CHAPTER 233

One day after the Jurassic Park survivors' escape from Isla Nublar…

"You don't bring people half way around the world to visit a zoo. You bring the zoo to them. Mr. Hammond knew this. Before he ever dreamt of an island he began construction on an amphitheater, very near to where you're sitting right now, at the INGEN waterfront complex in San Diego, but he abandoned it in favor of something far grander and ultimately impossible. And so, the facility sits unused, unfinished, when it could be completed and ready to receive visitors in less than a month."

Peter Ludlow had been refining the presentation in his head, going over it time and again. Now, in light of everything that had transpired it seemed a fool's errand. His optimism had been stifled. In its place stood a wealth of anxiousness.

Peter tilted his head and drank his flask empty. He hadn't meant to. It had been more than half full yet, and now he was sucking at the last drops. Peter lowered the flask and screwed the cap. It took him a few tries. His hands were shaking. His fingers fumbled. Tucking the flask away in his coat pocket he looked around him. The amphitheater was deserted. Its high coliseum walls towered around him like a volcanic crater. The wind blew, disturbing tarps that were tied down over various pieces of surrounding equipment. Their loose ends drifted and crinkled like ghosts in a haunted zoo.

Peter nervously snapped his watch up to his eyes and dropped his arm with a huff.

It was hard for him to imagine a brachiosaurus or a triceratops ambling around what currently looked more like a construction zone.
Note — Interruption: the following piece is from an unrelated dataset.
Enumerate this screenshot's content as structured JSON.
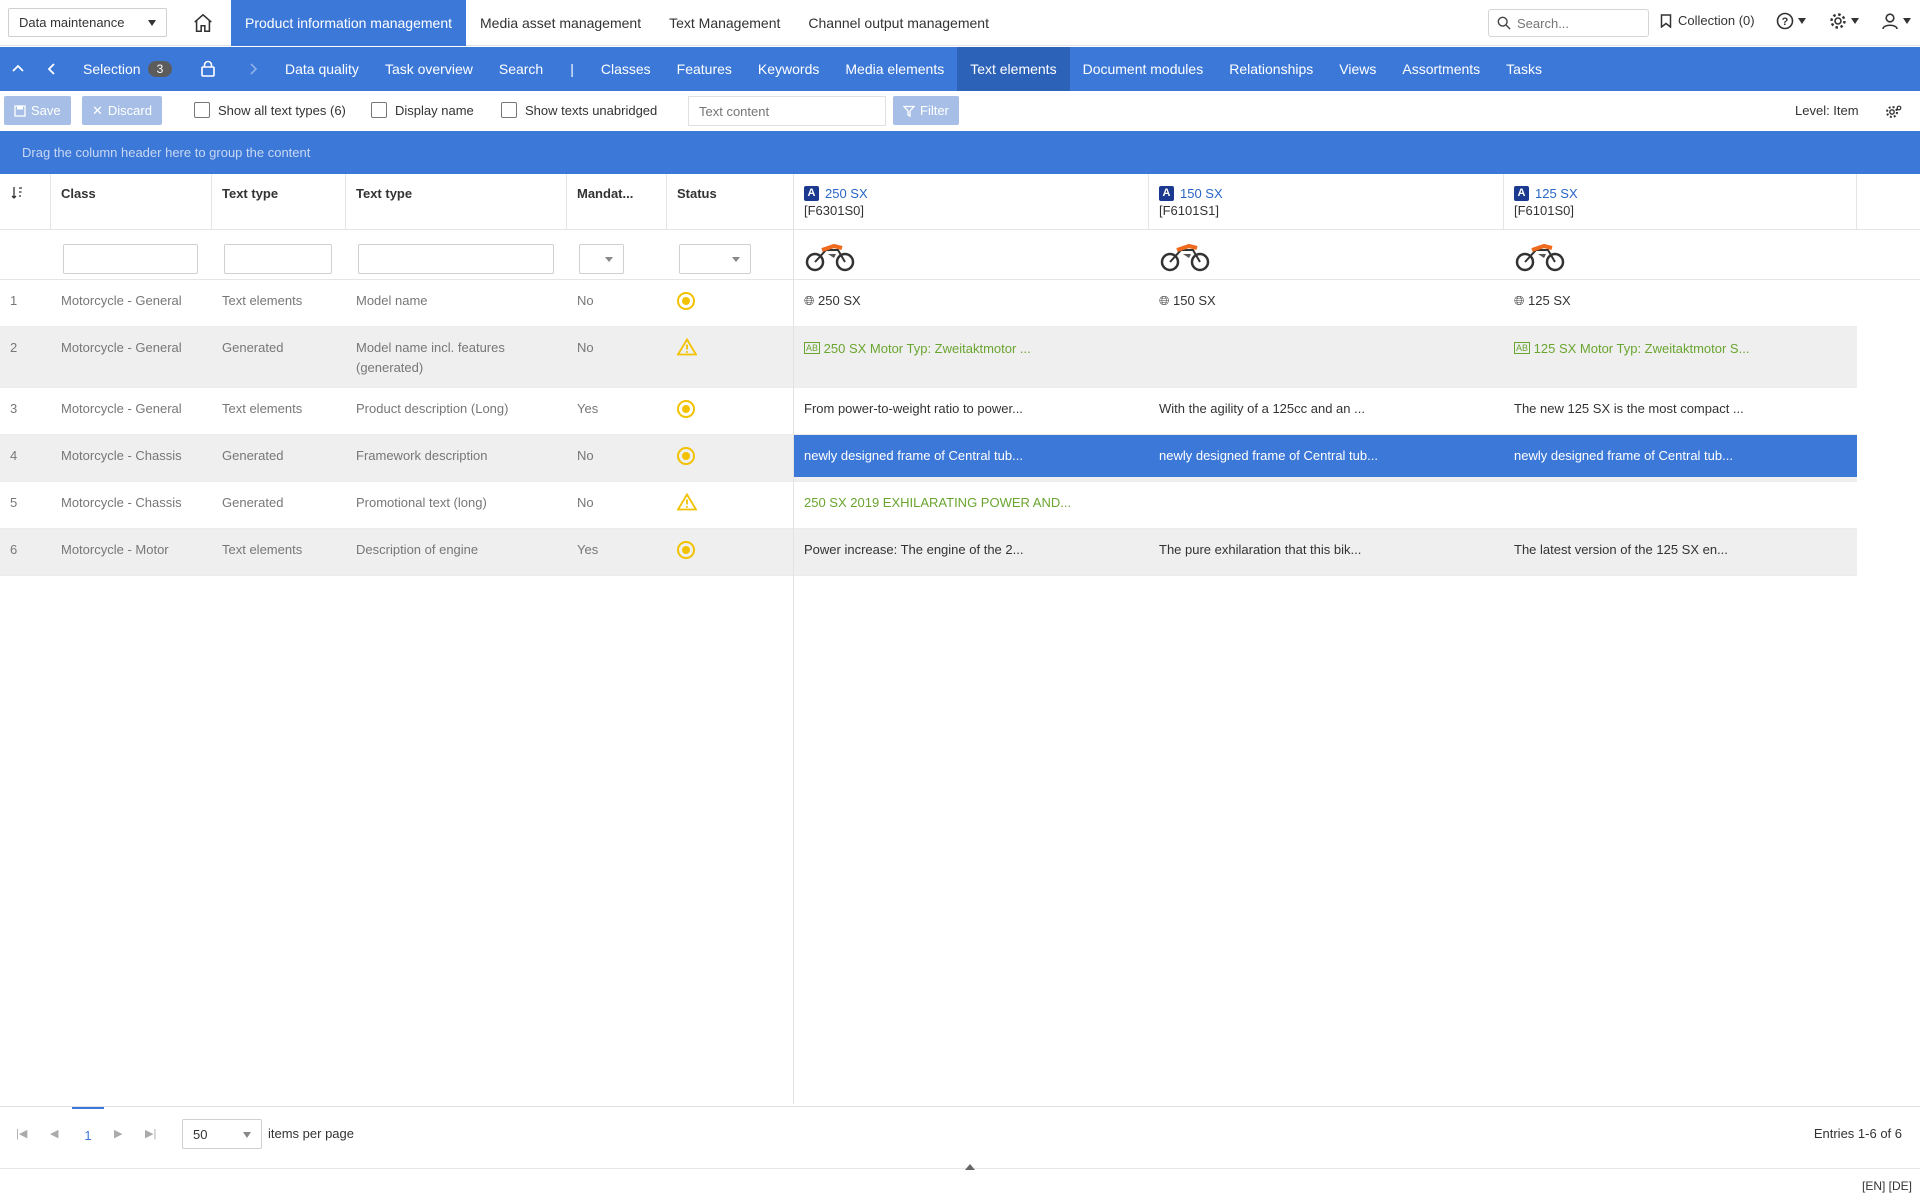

Somehow his earlier enthusiasm over what he was doing had blinded him to this. When he had visited before he saw potential. He saw dollar signs, lines and lines of parents with eager children coming in droves, people willing to spend all kinds of money to see the marvels within. Now he saw a ghostly construction site. He saw failure.

The sound of a motor vehicle approaching made him turn. A shiny black limousine was cruising up the main drive.

Peter looked at his watch again. He felt for his flask and remembered that it was empty. His hands fidgeted with his clean pressed suit like he was trying to work out some uncomfortable wrinkle, but there was none. He was just anxious as hell.

The limo crunched to a halt on the dirt road just a little way from where Peter was waiting. The engine remained humming. Peter could make out the driver beyond the windshield wearing dark aviators. Though he could not see his eyes at all behind the obscuring lenses Peter got the sense he was being stared at. The driver did not move or gesture. Peter began to squirm in his suit. He started to approach the limo when the back passenger door swung open.

Peter stopped. A man in a much pricier black suit stepped out of the vehicle with a single glide, his body still partially obscured by the door. He was perhaps in his forties with a hair line that had sharp receding corners. His face was sharp and clean shaven. He had an aura of hazard about him that exuded from his posture.

The man scrutinized Peter through the settling dust that drifted off the car tires, and then he stepped out from behind the door. Every motion he made was like a sharp knife in the hands of a master chef as it sliced through a crisp vegetable.

There was a thin metal briefcase in the man's right hand. Like everything else about him it was razor sharp, crisp, and clean, and it cut through the air like a katana as he strode towards Mr. Ludlow.

In a matter of brisk steps he was standing in front of him with the same scrutinizing expression. He didn't say anything. Peter waited. He was using every shred of strength he had not to appear like an absolute wreck, but he felt like the man's stare was rapidly etching away any fragment of his front like x-ray vision. Peter swallowed. The man was a bit taller than him. There was no rational reason for this to carve at his ego, but it did. Peter swallowed again and cleared his throat, gathering what composure he could to flex his corporate savviness before the individual in front of him unleashed his own emotional bulldozer.

Peter collected his words and pursed his lips, but the only thing that he was able to force past the tight oral sphincter of his face was, "Lewis."